Victor Hugo Victor Hugo, génie universel aux multiples talents, reflète mieux que quiconque l'évolution de la bourgeoisie française au XIXe siècle. Jeune royaliste, il publie un essai, Le dernier jour d'un condamné (1829) en faveur de l'abolition de la peine de mort qu'un ministre, François Guizot, échoue de peu à faire voter. Sous le règne du roi-bourgeois Louis-Philippe 1er, le chef de l'école romantique se mue en notable et pair de France. Il devient républicain sous la IIe République (1848) et en appelle à la création des États-Unis d'Europe quand le continent entre en ébullition. C'est ainsi qu'il prononce les fières paroles ci-dessus dans son discours d'ouverture au Congrès de la paix, à Paris, le 21 août 1849. Il renouvelle ses exhortations dans un discours prononcée à Anvers le 1er août 1852 : «Amis, la persécution et la douleur c'est aujourd'hui ; les États-Unis d'Europe, les Peuples-Frères c'est demain»... Et il écrit dans une préface au Paris guide publié pour l'Exposition universelle de 1867 : «Au vingtième siècle, il y aura une nation extraordinaire... Elle sera illustre, riche, puissante, pacifique, cordiale au reste de l'humanité. Elle aura la gravité douce d'une amie... elle aura quelque peine à faire la différence entre un général d'armée et un boucher... Elle s'appellera l'Europe et aux siècles suivants, plus transfigurée encore, l'Humanité» (*). Visionnaire, Hugo ?...

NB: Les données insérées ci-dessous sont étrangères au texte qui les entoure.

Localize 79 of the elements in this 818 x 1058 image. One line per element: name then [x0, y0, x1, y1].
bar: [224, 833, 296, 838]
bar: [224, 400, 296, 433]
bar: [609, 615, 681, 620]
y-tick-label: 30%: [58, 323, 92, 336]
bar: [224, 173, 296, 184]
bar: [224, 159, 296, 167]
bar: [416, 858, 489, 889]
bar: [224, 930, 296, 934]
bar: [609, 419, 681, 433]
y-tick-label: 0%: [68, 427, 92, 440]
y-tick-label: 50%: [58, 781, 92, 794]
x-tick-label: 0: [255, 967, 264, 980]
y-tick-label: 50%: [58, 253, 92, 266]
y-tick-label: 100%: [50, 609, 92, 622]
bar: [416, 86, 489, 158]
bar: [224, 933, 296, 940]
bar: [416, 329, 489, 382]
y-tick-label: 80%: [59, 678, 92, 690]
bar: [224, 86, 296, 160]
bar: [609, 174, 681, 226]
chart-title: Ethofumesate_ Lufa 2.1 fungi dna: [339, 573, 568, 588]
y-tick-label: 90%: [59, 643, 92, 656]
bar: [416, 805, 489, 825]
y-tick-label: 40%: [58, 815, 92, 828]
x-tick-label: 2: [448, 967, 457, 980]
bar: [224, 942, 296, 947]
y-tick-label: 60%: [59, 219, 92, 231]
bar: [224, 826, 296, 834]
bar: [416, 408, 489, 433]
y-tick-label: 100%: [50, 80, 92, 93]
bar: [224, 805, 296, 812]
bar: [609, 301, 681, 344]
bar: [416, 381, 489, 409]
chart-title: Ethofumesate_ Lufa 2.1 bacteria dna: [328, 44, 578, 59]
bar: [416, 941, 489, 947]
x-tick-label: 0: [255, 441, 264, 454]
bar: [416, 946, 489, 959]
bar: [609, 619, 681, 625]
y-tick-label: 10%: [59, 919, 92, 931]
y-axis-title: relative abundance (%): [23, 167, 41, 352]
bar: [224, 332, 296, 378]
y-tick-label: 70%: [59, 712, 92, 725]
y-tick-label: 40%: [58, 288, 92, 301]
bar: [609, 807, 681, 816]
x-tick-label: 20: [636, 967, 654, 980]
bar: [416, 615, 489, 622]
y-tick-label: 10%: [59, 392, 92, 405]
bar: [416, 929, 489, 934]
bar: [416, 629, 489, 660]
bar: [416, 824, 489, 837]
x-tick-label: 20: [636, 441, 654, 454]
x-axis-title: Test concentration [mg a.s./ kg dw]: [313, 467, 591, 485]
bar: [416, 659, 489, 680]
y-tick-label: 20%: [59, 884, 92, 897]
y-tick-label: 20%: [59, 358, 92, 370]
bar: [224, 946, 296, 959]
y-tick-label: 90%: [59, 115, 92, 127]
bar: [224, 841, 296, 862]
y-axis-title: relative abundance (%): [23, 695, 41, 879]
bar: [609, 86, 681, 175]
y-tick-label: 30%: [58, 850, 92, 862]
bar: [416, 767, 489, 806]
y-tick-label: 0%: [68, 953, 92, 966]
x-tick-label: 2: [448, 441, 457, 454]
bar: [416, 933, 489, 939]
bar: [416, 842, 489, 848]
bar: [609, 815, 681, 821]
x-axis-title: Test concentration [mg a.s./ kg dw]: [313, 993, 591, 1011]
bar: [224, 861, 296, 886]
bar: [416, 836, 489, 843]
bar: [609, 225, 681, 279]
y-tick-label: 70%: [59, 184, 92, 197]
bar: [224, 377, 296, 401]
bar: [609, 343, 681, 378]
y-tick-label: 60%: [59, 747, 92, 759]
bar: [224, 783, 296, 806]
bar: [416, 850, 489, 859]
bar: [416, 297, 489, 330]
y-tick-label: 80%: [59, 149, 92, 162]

Pierre Joseph Proudhon    (1809 - 1865)

« La propriété, c'est le vol ! »

Cet aphorisme est tiré d'un mémoire de Pierre Joseph Proudhon : Qu'est-ce que la propriété ? ou Recherches sur le principe du droit et du gouvernement (1840). En première page de cette publication, la première d'une longue série, le philosophe écrit : «Si j'avais à répondre à la question suivante : Qu'est-ce que l'esclavage ? et que d'un seul mot je répondisse : c'est l'assassinat, ma pensée serait d'abord comprise (...). Pourquoi donc à cette autre demande : Qu'est-ce que la propriété ? ne puis-je répondre de même : c'est le vol ! sans avoir la certitude de n'être pas entendu, bien que cette seconde proposition ne soit que la première transformée ?».

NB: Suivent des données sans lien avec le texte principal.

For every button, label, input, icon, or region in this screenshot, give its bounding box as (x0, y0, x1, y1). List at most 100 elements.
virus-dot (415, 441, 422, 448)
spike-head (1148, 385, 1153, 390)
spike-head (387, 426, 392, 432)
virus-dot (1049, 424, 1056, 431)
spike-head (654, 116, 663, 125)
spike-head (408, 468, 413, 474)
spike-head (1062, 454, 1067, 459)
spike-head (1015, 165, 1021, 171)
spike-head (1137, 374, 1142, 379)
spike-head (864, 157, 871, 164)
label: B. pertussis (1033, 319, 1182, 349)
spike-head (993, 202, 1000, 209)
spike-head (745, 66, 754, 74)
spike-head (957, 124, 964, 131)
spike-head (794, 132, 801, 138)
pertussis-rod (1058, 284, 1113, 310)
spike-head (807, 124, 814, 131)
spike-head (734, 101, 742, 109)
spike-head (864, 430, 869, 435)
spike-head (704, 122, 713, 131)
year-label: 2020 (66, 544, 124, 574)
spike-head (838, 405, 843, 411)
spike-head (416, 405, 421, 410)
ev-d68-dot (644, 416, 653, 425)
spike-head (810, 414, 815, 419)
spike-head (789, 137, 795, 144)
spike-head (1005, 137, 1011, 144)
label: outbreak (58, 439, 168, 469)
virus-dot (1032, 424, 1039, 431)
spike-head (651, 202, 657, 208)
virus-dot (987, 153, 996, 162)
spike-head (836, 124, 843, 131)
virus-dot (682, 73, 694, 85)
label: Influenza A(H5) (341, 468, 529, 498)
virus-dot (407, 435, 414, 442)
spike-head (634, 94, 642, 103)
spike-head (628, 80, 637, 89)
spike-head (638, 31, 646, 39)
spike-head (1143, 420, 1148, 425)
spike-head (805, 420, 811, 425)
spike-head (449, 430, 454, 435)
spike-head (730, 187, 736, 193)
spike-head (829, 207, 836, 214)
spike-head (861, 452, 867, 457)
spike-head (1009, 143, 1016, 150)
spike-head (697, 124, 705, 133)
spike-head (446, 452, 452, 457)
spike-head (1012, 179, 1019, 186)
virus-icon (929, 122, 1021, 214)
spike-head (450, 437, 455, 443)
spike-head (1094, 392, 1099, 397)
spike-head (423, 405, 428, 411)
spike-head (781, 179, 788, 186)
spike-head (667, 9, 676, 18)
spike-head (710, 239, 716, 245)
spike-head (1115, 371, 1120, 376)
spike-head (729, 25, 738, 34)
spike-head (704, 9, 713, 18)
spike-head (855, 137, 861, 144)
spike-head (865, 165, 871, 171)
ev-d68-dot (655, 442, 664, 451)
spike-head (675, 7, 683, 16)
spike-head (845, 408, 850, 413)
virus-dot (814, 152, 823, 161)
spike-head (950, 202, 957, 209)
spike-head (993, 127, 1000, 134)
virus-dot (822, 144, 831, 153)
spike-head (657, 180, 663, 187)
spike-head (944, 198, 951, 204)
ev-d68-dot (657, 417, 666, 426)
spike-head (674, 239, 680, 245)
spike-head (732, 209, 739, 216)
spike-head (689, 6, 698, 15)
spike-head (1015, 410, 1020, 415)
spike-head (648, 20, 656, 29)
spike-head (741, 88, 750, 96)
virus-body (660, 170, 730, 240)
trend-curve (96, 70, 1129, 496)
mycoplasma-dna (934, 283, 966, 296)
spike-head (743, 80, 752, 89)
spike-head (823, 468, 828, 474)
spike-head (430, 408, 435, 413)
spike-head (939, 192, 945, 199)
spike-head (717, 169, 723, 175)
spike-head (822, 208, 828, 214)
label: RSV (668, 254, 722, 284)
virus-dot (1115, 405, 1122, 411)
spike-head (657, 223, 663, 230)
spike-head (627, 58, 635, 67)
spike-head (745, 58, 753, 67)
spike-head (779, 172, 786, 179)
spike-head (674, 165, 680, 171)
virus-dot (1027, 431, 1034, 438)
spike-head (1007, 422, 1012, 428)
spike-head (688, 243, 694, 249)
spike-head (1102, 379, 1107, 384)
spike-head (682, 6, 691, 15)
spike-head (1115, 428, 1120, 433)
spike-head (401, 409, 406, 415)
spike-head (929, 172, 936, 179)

« Être gouverné, c'est être gardé à vue, inspecté, espionné, dirigé, légiféré, réglementé, parqué, endoctriné, prêché, contrôlé, estimé, apprécié, censuré, commandé, par des êtres qui n'ont ni titre, ni la science, ni la vertu »

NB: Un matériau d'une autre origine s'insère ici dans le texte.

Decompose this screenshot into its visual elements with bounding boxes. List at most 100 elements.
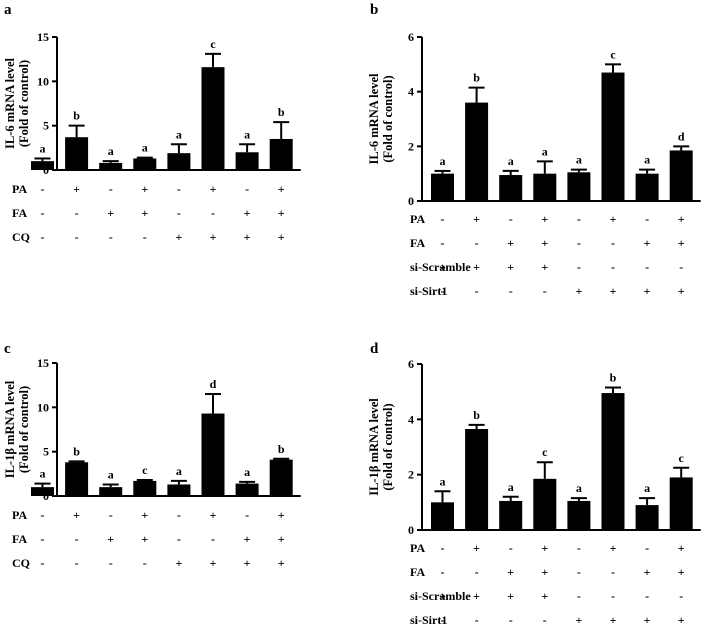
condition-label: CQ [12,230,30,244]
condition-mark: - [611,260,615,274]
bar [167,153,191,170]
condition-mark: - [543,613,547,627]
condition-mark: + [210,182,217,196]
condition-label: PA [12,508,27,522]
condition-mark: + [575,284,582,298]
condition-mark: + [507,589,514,603]
condition-mark: + [244,230,251,244]
y-tick-label: 4 [408,85,414,99]
condition-mark: - [645,212,649,226]
condition-mark: - [475,236,479,250]
condition-mark: - [441,541,445,555]
condition-mark: - [475,613,479,627]
bar [499,175,523,201]
condition-mark: - [75,230,79,244]
bar [99,162,123,170]
significance-letter: b [473,71,480,85]
significance-letter: c [679,451,685,465]
bar [431,173,454,201]
condition-mark: + [644,284,651,298]
bar [669,477,693,530]
bar [235,152,259,170]
condition-mark: - [245,182,249,196]
condition-mark: + [278,556,285,570]
bar [269,138,293,170]
bar [65,462,89,496]
y-tick-label: 15 [37,356,49,370]
condition-mark: - [143,556,147,570]
condition-mark: - [109,230,113,244]
condition-mark: + [439,260,446,274]
condition-mark: - [509,212,513,226]
condition-label: PA [12,182,27,196]
condition-mark: - [679,589,683,603]
condition-mark: - [211,532,215,546]
condition-mark: - [475,565,479,579]
condition-mark: - [577,236,581,250]
condition-mark: + [541,212,548,226]
significance-letter: a [40,467,46,481]
bar [567,500,591,530]
condition-label: FA [410,236,425,250]
significance-letter: a [440,474,446,488]
condition-mark: + [244,206,251,220]
condition-mark: + [610,284,617,298]
significance-letter: a [108,144,114,158]
condition-mark: - [577,541,581,555]
condition-mark: + [210,556,217,570]
condition-mark: + [644,236,651,250]
condition-mark: - [577,260,581,274]
condition-mark: + [678,541,685,555]
condition-mark: - [109,508,113,522]
condition-mark: - [577,589,581,603]
condition-mark: - [177,508,181,522]
y-tick-label: 6 [408,357,414,371]
condition-mark: - [441,212,445,226]
condition-mark: + [678,565,685,579]
condition-mark: + [507,236,514,250]
panel-d: d IL-1β mRNA level (Fold of control) 0 2 4 6 a b… [367,341,701,627]
condition-mark: - [143,230,147,244]
condition-label: FA [12,532,27,546]
bar [465,102,489,201]
significance-letter: d [678,129,685,143]
condition-label: CQ [12,556,30,570]
condition-label: FA [410,565,425,579]
condition-mark: + [439,589,446,603]
y-axis-label: IL-1β mRNA level [367,398,381,496]
y-tick-label: 0 [408,194,414,208]
y-tick-label: 2 [408,468,414,482]
bar [601,393,625,530]
significance-letter: c [610,47,616,61]
bar [65,137,89,170]
condition-mark: - [177,182,181,196]
significance-letter: c [542,445,548,459]
y-axis-label: IL-6 mRNA level [367,73,381,164]
condition-mark: - [611,565,615,579]
condition-mark: + [141,182,148,196]
condition-mark: + [141,206,148,220]
y-tick-label: 15 [37,30,49,44]
condition-mark: - [41,230,45,244]
condition-mark: - [577,565,581,579]
bar [465,429,489,530]
significance-letter: d [210,377,217,391]
condition-mark: - [645,260,649,274]
condition-mark: + [473,541,480,555]
condition-mark: + [473,589,480,603]
condition-mark: - [41,206,45,220]
significance-letter: a [142,141,148,155]
bar [669,150,693,201]
bar [431,502,454,530]
condition-mark: + [541,236,548,250]
condition-mark: - [475,284,479,298]
significance-letter: c [142,463,148,477]
condition-mark: + [473,212,480,226]
condition-mark: + [473,260,480,274]
significance-letter: a [176,464,182,478]
condition-mark: - [109,182,113,196]
significance-letter: b [73,109,80,123]
panel-label: c [4,341,11,357]
bar [269,459,293,496]
condition-mark: + [244,532,251,546]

On peut lire dans Idée générale de la révolution au XIXe siècle (1848), un ouvrage du théoricien socialiste et révolutionnaire Pierre Joseph Proudhon : «Être gouverné, c'est être gardé à vue, inspecté, espionné, dirigé, légiféré, réglementé, parqué, endoctriné, prêché, contrôlé, estimé, apprécié, censuré, commandé, par des êtres qui n'ont ni titre, ni la science, ni la vertu... Être gouverné, c'est être à chaque transaction, à chaque mouvement, noté, enregistré, recensé, tarifé, timbré, toisé, coté, cotisé, patenté, licencié, autorisé, admonesté, empêché, réformé, redressé, corrigé. C'est sous prétexte d'utilité publique et au nom de l'intérêt général être mis à contribution, exercé, rançonné, exploité, monopolisé, concussionné, pressuré, mystifié, volé ; puis, à la moindre réclamation, au premier mot de plainte, réprimé, amendé, vilipendé, vexé, traqué, houspillé, assommé, désarmé, garrotté, emprisonné, fusillé, mitraillé, jugé, condamné, déporté, sacrifié, vendu, trahi, et pour comble, joué, berné, outragé, déshonoré. Voilà le gouvernement, voilà sa justice, voilà sa morale !» Après l'avènement de la IIe République française en février 1848, la Proudhon est élu député. Mais la rue se soulève en juin contre le gouvernement et celui-ci riposte avec brutalité. A la tribune de l'Assemblée, Proudhon prend la défense des révoltés, ce qui lui vaut un blâme. En décembre 1848, le prince Louis-Napoléon Bonaparte étant élu président de la République, Proudhon s'élève contre lui. Il paie son opposition par la prison et de l'exil en Belgique.